Voice-to-Speech Solutions?
July 17, 2009 11:32 AM   Subscribe

I need to get some more writing done for the business I am trying to start. I spend a lot of time walking and driving so I have been thinking that a voice-activated voice recorder that creates WMA files might be useful. But choosing a digital recorder is not what I need help with. I am seeking recommendations for voice-to-speech software that can convert the voice files into text. I know that these programs are not completely accurate but I don't mind doing some editing. But I don't want to have to load a lot of software and click on a lot of prompts just to convert 5 to 15 minutes of audio each day.

The ideal solution would automatically pop-up a file ready to edit after plugging the recorder into a USB port on a PC.

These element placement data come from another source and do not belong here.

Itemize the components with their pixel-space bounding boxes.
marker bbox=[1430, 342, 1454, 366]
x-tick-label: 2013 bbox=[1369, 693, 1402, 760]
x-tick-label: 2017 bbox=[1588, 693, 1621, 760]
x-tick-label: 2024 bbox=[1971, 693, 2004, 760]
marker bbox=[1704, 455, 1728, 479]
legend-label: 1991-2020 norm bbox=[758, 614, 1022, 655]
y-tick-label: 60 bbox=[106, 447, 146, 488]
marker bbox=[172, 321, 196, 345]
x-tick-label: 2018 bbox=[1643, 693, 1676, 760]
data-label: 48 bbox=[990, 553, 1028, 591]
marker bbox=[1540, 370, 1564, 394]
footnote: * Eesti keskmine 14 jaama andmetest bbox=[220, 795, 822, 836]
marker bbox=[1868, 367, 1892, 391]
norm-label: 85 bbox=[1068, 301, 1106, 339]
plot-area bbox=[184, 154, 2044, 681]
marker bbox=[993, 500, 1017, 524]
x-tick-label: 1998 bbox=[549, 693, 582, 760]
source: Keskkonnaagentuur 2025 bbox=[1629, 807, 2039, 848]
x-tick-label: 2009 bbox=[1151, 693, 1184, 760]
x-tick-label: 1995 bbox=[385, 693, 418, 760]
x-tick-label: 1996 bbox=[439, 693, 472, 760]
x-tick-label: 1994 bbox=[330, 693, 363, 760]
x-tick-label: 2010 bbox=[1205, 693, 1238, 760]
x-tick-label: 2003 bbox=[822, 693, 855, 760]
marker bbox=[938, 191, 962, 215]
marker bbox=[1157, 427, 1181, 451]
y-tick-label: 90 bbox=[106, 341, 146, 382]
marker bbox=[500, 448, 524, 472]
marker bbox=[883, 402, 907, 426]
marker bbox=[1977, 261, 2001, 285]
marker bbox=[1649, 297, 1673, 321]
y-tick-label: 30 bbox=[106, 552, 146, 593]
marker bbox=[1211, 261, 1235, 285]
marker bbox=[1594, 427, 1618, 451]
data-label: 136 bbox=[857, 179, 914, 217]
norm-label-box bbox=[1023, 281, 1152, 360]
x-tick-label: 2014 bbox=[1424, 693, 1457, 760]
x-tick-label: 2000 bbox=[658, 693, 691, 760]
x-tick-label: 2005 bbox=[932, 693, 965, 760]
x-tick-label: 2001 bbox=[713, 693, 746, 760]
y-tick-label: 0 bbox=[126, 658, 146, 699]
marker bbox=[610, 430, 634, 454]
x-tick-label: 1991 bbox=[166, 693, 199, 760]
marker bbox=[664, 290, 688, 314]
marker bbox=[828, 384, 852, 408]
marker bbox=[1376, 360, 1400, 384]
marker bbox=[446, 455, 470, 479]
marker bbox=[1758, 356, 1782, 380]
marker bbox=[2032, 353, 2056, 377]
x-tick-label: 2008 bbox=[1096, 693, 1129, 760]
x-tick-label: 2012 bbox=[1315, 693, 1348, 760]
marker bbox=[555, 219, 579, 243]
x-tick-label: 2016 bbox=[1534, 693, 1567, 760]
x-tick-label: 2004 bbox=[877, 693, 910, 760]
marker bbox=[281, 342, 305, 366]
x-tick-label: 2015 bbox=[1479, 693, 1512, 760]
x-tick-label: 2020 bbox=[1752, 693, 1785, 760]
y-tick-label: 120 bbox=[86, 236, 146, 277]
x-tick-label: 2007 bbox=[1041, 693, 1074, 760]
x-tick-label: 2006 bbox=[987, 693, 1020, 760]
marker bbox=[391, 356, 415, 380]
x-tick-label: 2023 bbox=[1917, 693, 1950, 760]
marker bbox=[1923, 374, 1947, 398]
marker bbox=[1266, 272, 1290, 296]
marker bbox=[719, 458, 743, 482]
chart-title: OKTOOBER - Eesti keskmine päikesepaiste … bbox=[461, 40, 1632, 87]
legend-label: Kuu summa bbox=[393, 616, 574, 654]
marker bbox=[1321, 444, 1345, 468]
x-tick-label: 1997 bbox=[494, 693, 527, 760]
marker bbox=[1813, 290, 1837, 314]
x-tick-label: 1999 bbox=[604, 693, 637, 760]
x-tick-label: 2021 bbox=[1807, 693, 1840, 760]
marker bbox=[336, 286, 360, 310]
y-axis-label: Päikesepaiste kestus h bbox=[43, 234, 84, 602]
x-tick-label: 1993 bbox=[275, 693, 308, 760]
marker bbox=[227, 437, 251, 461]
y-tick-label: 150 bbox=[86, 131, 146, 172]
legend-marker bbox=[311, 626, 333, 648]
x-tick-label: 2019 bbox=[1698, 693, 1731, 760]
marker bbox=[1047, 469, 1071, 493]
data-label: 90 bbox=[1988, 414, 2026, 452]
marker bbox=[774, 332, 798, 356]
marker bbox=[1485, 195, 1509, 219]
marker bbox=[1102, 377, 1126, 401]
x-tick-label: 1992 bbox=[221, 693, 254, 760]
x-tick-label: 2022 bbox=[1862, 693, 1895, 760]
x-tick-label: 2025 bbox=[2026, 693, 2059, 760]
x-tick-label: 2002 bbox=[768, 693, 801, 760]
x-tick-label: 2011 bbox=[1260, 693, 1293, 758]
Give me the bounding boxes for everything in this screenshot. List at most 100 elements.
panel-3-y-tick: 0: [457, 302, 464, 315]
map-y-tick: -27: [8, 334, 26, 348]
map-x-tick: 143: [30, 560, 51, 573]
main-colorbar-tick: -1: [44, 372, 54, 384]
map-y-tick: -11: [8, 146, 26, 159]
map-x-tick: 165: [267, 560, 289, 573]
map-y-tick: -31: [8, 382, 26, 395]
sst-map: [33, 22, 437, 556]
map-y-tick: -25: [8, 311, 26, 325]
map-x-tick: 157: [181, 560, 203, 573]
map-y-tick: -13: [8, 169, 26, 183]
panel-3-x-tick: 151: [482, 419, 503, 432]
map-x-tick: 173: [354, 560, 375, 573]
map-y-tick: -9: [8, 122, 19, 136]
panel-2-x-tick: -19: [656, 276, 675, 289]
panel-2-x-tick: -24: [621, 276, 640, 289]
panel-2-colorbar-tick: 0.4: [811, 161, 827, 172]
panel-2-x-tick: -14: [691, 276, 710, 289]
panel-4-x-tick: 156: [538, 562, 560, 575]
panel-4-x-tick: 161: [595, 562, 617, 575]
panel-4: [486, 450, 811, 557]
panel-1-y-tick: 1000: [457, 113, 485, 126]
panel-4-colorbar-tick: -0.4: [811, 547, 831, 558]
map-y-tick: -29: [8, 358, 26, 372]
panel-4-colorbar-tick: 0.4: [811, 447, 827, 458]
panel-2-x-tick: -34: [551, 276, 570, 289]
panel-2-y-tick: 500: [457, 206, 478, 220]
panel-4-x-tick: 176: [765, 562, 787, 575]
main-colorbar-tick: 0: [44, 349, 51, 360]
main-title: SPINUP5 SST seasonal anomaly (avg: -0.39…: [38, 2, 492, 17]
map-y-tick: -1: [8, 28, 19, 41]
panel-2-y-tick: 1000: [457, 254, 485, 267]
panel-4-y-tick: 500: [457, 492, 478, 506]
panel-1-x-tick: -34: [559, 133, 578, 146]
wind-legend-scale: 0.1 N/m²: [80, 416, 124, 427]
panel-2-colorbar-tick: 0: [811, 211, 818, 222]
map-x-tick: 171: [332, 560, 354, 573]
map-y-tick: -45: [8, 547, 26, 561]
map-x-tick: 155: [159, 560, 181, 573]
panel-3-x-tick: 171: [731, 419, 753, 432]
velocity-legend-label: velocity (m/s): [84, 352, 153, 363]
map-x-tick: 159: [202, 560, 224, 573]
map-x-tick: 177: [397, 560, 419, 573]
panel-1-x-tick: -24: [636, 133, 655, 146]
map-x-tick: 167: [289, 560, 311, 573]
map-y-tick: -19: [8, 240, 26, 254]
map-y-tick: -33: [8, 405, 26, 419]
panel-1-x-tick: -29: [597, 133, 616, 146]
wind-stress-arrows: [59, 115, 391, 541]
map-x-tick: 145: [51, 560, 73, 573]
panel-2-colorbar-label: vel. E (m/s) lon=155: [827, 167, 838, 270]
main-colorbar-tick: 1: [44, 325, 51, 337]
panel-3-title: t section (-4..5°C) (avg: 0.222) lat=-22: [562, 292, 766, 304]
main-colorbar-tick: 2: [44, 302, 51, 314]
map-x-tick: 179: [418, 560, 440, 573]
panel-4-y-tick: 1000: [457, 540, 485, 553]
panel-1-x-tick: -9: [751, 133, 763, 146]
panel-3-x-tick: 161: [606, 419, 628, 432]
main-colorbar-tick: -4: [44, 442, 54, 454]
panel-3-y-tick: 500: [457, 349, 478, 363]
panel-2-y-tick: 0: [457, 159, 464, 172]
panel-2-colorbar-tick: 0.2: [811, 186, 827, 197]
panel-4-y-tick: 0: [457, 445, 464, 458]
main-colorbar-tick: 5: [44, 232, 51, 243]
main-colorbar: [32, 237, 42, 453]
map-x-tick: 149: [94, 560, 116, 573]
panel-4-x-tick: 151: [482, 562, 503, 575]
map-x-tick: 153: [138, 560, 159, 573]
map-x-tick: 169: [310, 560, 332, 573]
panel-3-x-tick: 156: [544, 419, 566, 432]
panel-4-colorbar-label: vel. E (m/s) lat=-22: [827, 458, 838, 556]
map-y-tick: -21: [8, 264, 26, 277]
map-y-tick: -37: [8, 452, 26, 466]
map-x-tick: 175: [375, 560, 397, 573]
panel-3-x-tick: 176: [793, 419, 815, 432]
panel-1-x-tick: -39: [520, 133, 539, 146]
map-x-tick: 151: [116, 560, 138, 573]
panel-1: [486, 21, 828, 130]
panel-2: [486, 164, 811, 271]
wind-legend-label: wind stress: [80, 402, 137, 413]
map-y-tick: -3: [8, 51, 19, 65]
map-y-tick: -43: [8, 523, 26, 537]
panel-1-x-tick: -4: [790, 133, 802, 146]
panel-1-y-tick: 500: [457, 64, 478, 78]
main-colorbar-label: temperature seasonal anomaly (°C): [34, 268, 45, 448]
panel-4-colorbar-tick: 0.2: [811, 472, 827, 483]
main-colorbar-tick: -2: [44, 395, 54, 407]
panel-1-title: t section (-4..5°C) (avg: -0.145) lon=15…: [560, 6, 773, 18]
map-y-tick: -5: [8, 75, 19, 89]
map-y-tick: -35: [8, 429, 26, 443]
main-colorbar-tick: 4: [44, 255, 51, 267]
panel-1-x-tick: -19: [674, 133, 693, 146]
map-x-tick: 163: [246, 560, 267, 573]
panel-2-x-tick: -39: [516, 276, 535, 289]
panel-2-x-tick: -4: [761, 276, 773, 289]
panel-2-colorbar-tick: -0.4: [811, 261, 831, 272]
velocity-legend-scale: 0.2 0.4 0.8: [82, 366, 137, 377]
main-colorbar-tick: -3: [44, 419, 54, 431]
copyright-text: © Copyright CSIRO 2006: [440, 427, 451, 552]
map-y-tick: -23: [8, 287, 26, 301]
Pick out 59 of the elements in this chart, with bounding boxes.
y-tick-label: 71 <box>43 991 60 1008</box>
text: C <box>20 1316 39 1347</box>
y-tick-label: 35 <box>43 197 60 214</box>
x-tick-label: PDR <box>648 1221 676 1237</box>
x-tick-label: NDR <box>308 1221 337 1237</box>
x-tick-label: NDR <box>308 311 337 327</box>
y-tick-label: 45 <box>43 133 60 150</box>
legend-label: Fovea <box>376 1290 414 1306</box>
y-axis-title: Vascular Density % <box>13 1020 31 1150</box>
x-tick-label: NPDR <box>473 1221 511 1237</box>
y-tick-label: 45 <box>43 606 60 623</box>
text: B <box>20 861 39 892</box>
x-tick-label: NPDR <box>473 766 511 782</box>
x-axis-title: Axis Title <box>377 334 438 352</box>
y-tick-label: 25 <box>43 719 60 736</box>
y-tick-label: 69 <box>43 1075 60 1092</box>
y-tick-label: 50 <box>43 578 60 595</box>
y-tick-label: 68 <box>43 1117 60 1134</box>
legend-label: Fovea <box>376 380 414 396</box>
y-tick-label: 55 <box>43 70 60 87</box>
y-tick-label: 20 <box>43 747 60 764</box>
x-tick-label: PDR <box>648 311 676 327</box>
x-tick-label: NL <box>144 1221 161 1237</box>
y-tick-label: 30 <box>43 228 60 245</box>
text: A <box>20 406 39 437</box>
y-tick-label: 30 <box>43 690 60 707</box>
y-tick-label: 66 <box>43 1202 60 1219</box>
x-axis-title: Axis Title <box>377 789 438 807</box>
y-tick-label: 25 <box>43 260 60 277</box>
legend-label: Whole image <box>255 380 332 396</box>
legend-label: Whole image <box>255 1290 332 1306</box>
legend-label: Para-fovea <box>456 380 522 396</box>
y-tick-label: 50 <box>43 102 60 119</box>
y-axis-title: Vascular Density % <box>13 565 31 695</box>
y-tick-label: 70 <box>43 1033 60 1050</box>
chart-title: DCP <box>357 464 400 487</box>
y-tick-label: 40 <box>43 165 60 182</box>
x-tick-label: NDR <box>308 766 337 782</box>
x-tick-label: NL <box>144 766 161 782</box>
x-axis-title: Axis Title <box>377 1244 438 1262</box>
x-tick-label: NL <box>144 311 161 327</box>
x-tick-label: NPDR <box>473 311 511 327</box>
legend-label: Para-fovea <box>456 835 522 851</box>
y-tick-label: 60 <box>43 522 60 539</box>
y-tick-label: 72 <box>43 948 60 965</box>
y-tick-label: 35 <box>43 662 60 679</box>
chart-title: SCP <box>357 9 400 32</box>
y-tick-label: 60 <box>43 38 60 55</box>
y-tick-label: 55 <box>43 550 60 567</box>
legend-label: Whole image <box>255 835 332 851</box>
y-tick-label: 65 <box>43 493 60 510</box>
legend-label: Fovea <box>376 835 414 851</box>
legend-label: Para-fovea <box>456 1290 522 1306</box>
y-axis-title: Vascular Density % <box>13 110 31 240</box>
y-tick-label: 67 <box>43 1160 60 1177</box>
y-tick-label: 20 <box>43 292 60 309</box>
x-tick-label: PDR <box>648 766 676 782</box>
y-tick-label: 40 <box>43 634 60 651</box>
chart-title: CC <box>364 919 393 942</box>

I am aware of Dragon Naturally Speaking, but there seems to be a lot of different versions, some quite expensive, and I have no idea which one would be best for me; or if there are any other good solutions to my problem.
posted by 14580 to Technology (4 answers total)
Why not try Google Voice? Transcription isn't perfect but I've been using it to leave little notes for myself while driving (road noise definitely reduces accuracy of transcription) but it's handy - doesn't require any extra software and you can edit it later at your leisure.

I have more luck with accuracy when doing it on a walk or in my office while I'm reading charts or doing something in the garage. Might work even better if you have a really good bluetooth headset or something like that, I usually just speak into the phone.

Might need an invite or some other way of getting into it if you don't already have an account.
posted by emjay at 12:02 PM on July 17, 2009

Response by poster: I looked at Google Voice and I am trying to get an invite. However, I have a company issued cell phone and they frown on me using for personal reasons even though it doesn't cost them anything. I also don't want to have make a call whenever a thought pops into my mind, or jump through hoops to transmit a recorded voice file to the service.
posted by 14580 at 12:36 PM on July 17, 2009

The 47$ version of Dragon ("standard") is fine for pretty much everyone. You, on the other hand, you will have to get the next version up ("preferred") for $123 in order to be allowed to transcribe from a recording. There are two charts on the Nuance website that compares the different versions. One simple one, and one detailed one.

Dragon is far ahead of everything else in terms of accuracy. In my opinion it's not worth bothering with the other software. Still, even with Dragon, I would worry that the ambient noise in the car will make it impossible for Dragon to recognize your voice accurately. You might have to get a microphone with excellent noise isolation capability. If you buy Dragon and it does not work, call Nuance's customer service. They offer full refunds for up to 30 days, if I remember correctly.
posted by gmarceau at 1:37 PM on July 17, 2009

I'd dictate directly to the software while in the car (using a laptop). The noise might be too much, but it's been done before. Depending on your car, how fast you're going, your mic, etc it might work just fine.

DNS is good. If you use MS Office you can dictate using Tools --> Speech.

I've always been skeptical of using a voice recorder and running it through the software, but I've never tried so who knows?